Media Blog

The Horse Race

Over at Pressthink, Jay Rosen has written a thought-provoking post about changing the way the press covers politics, particularly presidential campaigns. Rosen argues that the coverage of presidential politics for years has been geared toward the “master narrative” of the horse race — who’s winning, who’s not far behind, who doesn’t stand a chance, and so on. He writes that while most journalists themselves recognize the shortcomings of such an approach, they stick to it for the lack of an alternative.
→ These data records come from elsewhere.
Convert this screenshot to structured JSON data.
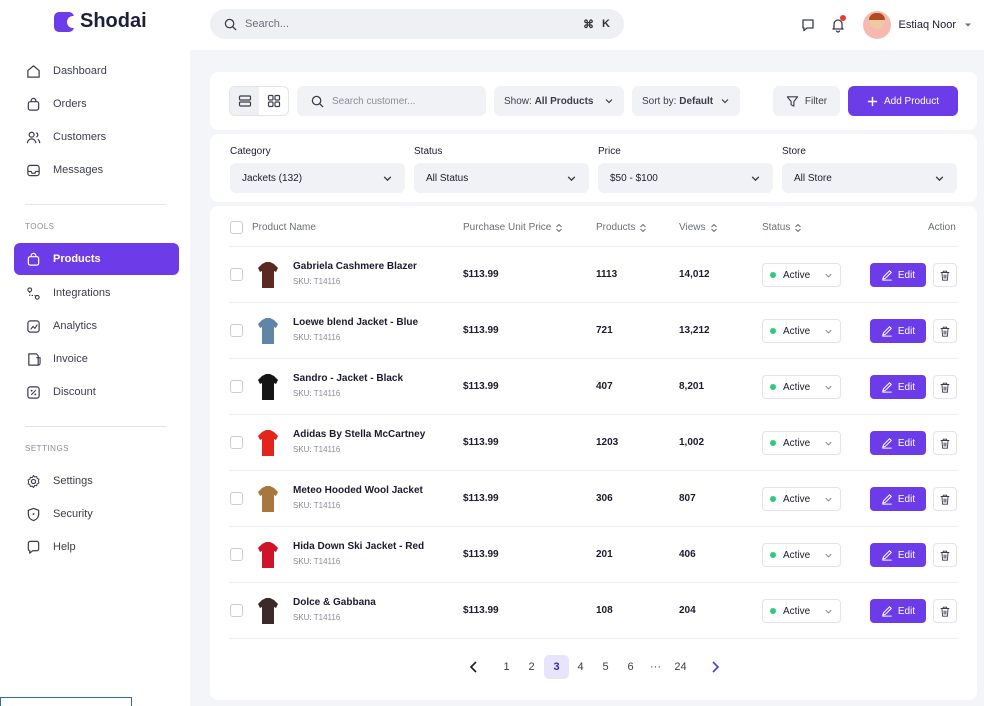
{
  "app": {
    "logo": "Shodai"
  },
  "search": {
    "placeholder": "Search...",
    "shortcut_cmd": "⌘",
    "shortcut_key": "K"
  },
  "user": {
    "name": "Estiaq Noor"
  },
  "sidebar": {
    "main": [
      {
        "label": "Dashboard",
        "icon": "home-icon"
      },
      {
        "label": "Orders",
        "icon": "bag-icon"
      },
      {
        "label": "Customers",
        "icon": "users-icon"
      },
      {
        "label": "Messages",
        "icon": "message-icon"
      }
    ],
    "tools_label": "TOOLS",
    "tools": [
      {
        "label": "Products",
        "icon": "bag-icon",
        "active": true
      },
      {
        "label": "Integrations",
        "icon": "integration-icon"
      },
      {
        "label": "Analytics",
        "icon": "analytics-icon"
      },
      {
        "label": "Invoice",
        "icon": "invoice-icon"
      },
      {
        "label": "Discount",
        "icon": "discount-icon"
      }
    ],
    "settings_label": "SETTINGS",
    "settings": [
      {
        "label": "Settings",
        "icon": "gear-icon"
      },
      {
        "label": "Security",
        "icon": "shield-icon"
      },
      {
        "label": "Help",
        "icon": "help-icon"
      }
    ]
  },
  "toolbar": {
    "search_placeholder": "Search customer...",
    "show_prefix": "Show:",
    "show_value": "All Products",
    "sort_prefix": "Sort by:",
    "sort_value": "Default",
    "filter_label": "Filter",
    "add_label": "Add Product"
  },
  "filters": [
    {
      "label": "Category",
      "value": "Jackets (132)"
    },
    {
      "label": "Status",
      "value": "All Status"
    },
    {
      "label": "Price",
      "value": "$50 - $100"
    },
    {
      "label": "Store",
      "value": "All Store"
    }
  ],
  "table": {
    "headers": {
      "name": "Product Name",
      "price": "Purchase Unit Price",
      "products": "Products",
      "views": "Views",
      "status": "Status",
      "action": "Action"
    },
    "edit_label": "Edit",
    "rows": [
      {
        "name": "Gabriela Cashmere Blazer",
        "sku": "SKU: T14116",
        "price": "$113.99",
        "products": "1113",
        "views": "14,012",
        "status": "Active",
        "color": "#5a2a22"
      },
      {
        "name": "Loewe blend Jacket - Blue",
        "sku": "SKU: T14116",
        "price": "$113.99",
        "products": "721",
        "views": "13,212",
        "status": "Active",
        "color": "#5f86a8"
      },
      {
        "name": "Sandro - Jacket - Black",
        "sku": "SKU: T14116",
        "price": "$113.99",
        "products": "407",
        "views": "8,201",
        "status": "Active",
        "color": "#151515"
      },
      {
        "name": "Adidas By Stella McCartney",
        "sku": "SKU: T14116",
        "price": "$113.99",
        "products": "1203",
        "views": "1,002",
        "status": "Active",
        "color": "#e2261c"
      },
      {
        "name": "Meteo Hooded Wool Jacket",
        "sku": "SKU: T14116",
        "price": "$113.99",
        "products": "306",
        "views": "807",
        "status": "Active",
        "color": "#a8773e"
      },
      {
        "name": "Hida Down Ski Jacket - Red",
        "sku": "SKU: T14116",
        "price": "$113.99",
        "products": "201",
        "views": "406",
        "status": "Active",
        "color": "#d01428"
      },
      {
        "name": "Dolce & Gabbana",
        "sku": "SKU: T14116",
        "price": "$113.99",
        "products": "108",
        "views": "204",
        "status": "Active",
        "color": "#3a2a2a"
      }
    ]
  },
  "pagination": {
    "pages": [
      "1",
      "2",
      "3",
      "4",
      "5",
      "6",
      "···",
      "24"
    ],
    "current": "3"
  },
  "colors": {
    "accent": "#6c3ce9",
    "active_dot": "#2fcb7c"
  }
}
Rosen suggests one: the ideas race, in which journalists would cover who’s doing the best job addressing various problems confronting the country such as health care, poverty, national security, etc.
Not bad. I have concerns though. For instance, could a conservative candidate ever win an “ideas race” judged by a mostly liberal community of journalists?
Let me back that up. Left-wing press critics almost never accuse journalists of harboring conservative views or of secretly being ideological conservatives. Such a thesis would be laughed right out of the room. Most mainstream-media journalists tend to vote for Democrats, and many came to their jobs directly from liberal opinion journals like The New Republic, Salon, and lately even TPMMuckraker
Their criticism instead has been that the media tilt right due in part to this horse race master narrative writ large. The more crass of their number put it more bluntly: Washington journalists worship power, they say. In the horse race of national politics, Republicans, at least until recently, were the big winners, and got favorable coverage because whether you win is the key variable in determining that.
I’ll admit that there might be some truth to that (though not nearly to the extent the left would have us believe). And you won’t find me defending the horse-race style of covering politics on those or any grounds. I’ve long argued for a more openly opinionated press, and I think that would go a long way toward changing the nature of political coverage. As Rosen notes, the horse race master narrative arose in part because of journalists’ fear of looking biased. What better way to avoid taking a stand on the issues than to stick to the mechanics of the polls?
Of course, with a mostly liberal press corps judging this race of ideas, conservatives would have a hard row to hoe. Then again, if mainstream-media political coverage functioned more like a debate than an ideological fraternity with its code of objectivity hiding a more or less uniformly left-of-center worldview, more conservatives might want to join the fray.